And you're next question comes from Andy Wittmann from Robert Baird. Please go ahead.
Andrew John Wittmann - Robert W. Baird & Co., Inc. (Broker): Hi. Thanks for taking my questions. So, I guess, I would ask Chase's question a little bit different way because I know gains are hard to predict. But can you give us a sense of what the guidance for next year looks like just on operations of the business excluding the gains?
Michael S. Burke - Chairman & Chief Executive Officer: We really don't want to give sub-segment guidance. I mean, that's just one component of DCS. And so that's why we have a range, right. We have a wide range of our guidance and we're in negotiations now, as I said earlier, on what that might look like. And so I don't want in any way influence those negotiations that we're in the midst of right now and literally right now. And so we have given a range of guidance and depending on how those profits come out, it could put us in one end or the other of that guidance.

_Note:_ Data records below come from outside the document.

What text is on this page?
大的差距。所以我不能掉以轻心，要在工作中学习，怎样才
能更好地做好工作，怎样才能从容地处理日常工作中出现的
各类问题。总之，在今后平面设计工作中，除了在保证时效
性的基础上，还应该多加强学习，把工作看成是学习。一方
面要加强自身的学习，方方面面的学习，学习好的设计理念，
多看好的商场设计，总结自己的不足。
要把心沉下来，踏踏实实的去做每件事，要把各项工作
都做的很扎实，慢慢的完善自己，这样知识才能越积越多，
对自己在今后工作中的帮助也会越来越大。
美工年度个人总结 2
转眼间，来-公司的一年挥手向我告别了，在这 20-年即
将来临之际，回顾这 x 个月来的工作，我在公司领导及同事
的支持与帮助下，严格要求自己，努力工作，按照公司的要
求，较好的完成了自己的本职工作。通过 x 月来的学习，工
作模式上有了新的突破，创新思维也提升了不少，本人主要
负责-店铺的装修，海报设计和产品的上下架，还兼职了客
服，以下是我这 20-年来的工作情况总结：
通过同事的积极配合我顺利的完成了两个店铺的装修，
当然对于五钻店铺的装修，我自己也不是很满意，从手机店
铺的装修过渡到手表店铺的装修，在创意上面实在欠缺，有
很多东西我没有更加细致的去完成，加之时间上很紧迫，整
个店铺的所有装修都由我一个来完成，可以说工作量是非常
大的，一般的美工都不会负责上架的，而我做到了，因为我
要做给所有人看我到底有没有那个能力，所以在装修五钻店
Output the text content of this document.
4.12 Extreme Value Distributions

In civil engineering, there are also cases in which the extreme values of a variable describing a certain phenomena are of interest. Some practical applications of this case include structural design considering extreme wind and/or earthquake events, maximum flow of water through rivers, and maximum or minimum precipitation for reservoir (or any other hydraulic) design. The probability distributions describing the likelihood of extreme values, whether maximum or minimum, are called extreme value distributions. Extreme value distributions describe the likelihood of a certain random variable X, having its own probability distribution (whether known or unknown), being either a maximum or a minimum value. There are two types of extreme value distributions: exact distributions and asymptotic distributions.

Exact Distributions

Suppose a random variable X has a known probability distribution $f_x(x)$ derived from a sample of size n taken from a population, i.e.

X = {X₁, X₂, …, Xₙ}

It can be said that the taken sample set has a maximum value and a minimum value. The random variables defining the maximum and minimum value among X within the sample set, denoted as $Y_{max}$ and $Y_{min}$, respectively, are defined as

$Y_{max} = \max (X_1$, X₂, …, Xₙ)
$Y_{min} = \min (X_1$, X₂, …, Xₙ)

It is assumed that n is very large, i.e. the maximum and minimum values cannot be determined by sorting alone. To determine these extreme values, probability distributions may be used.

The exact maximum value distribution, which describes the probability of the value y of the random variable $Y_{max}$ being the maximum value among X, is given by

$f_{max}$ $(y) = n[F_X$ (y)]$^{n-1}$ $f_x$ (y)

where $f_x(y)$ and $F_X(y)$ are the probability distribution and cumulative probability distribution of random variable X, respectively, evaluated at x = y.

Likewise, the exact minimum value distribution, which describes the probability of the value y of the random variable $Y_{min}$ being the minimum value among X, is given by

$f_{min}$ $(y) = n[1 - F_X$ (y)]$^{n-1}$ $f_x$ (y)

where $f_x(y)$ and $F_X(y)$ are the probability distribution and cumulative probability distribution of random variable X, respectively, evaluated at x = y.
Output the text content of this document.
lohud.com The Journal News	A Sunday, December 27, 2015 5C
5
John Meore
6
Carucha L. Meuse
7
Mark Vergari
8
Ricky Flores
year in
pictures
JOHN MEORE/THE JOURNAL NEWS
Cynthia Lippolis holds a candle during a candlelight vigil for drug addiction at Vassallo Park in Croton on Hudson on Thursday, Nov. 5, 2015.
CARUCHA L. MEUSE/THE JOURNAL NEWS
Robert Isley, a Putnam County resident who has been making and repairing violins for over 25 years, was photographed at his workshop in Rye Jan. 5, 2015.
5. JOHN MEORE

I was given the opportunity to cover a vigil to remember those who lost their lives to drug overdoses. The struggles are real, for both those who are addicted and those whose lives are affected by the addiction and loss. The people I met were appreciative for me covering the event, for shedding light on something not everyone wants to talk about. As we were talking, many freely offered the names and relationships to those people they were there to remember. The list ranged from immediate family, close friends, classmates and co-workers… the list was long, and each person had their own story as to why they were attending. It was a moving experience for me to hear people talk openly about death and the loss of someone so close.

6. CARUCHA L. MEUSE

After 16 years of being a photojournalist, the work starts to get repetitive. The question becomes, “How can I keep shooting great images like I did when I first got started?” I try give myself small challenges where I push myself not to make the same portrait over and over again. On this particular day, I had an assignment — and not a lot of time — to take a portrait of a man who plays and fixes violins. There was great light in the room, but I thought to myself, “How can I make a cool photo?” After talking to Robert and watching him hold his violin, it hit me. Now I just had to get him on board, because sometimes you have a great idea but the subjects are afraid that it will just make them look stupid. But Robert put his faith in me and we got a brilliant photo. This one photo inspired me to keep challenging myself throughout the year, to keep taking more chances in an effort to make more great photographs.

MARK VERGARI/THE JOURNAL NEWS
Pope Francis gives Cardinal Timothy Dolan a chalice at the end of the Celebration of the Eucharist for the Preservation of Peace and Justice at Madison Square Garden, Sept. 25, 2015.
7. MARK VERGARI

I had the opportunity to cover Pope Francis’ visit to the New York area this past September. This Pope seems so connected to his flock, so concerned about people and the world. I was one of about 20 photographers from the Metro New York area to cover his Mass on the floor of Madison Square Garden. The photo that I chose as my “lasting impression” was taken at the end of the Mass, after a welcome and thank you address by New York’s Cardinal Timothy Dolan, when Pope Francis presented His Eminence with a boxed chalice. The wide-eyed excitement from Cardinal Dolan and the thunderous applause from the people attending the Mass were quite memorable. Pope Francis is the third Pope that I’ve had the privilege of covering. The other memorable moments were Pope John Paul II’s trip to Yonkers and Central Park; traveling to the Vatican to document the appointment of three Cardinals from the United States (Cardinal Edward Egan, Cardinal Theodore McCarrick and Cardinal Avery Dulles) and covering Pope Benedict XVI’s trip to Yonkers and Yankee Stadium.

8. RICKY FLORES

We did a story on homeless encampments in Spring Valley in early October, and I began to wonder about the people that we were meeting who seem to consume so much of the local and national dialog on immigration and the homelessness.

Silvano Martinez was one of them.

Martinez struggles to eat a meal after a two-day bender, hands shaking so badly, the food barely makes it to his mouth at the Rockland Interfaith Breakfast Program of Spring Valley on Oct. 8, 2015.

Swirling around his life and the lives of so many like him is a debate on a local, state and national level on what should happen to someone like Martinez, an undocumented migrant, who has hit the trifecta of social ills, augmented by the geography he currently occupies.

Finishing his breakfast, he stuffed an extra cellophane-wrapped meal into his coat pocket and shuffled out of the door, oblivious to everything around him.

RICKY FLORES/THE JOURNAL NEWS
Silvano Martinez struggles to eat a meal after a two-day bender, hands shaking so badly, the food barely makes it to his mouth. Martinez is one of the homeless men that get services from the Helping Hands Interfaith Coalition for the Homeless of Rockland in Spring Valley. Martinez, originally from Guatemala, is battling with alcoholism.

Andrew John Wittmann - Robert W. Baird & Co., Inc. (Broker): Okay. So, Steve, in your comments you said that the P&L impacts from possible dispositions are excluded. I guess, that's referring to the business dispositions rather than these like private equity stakes, which are, I guess, a different bucket?
Michael S. Burke - Chairman & Chief Executive Officer: Yeah. Steve was referring to the disposition of the non-core assets in the oil and gas business, fluid hauling business, things of that sort. But the AECOM Capital gains, we have 14 investments today, we'll continue to be making investments and regularly designing them, building them, financing them, and then completing them and selling them to recycle that cash all over again. So it'd be a regular part of our business going forward and we'll see a few of these transactions a year every year.
Andrew John Wittmann - Robert W. Baird & Co., Inc. (Broker): Yeah, okay. But the dispositions then, there was no mark on them at the year-end. But those are probably – is it fair to assume that those are more likely to be a loss than a gain? Or how should we be thinking about what to expect when those are monetized?
Michael S. Burke - Chairman & Chief Executive Officer: Which assets you're talking about now?
Andrew John Wittmann - Robert W. Baird & Co., Inc. (Broker): The fluid hauling and the stuff in Flint that you are looking at that are nonstrategic.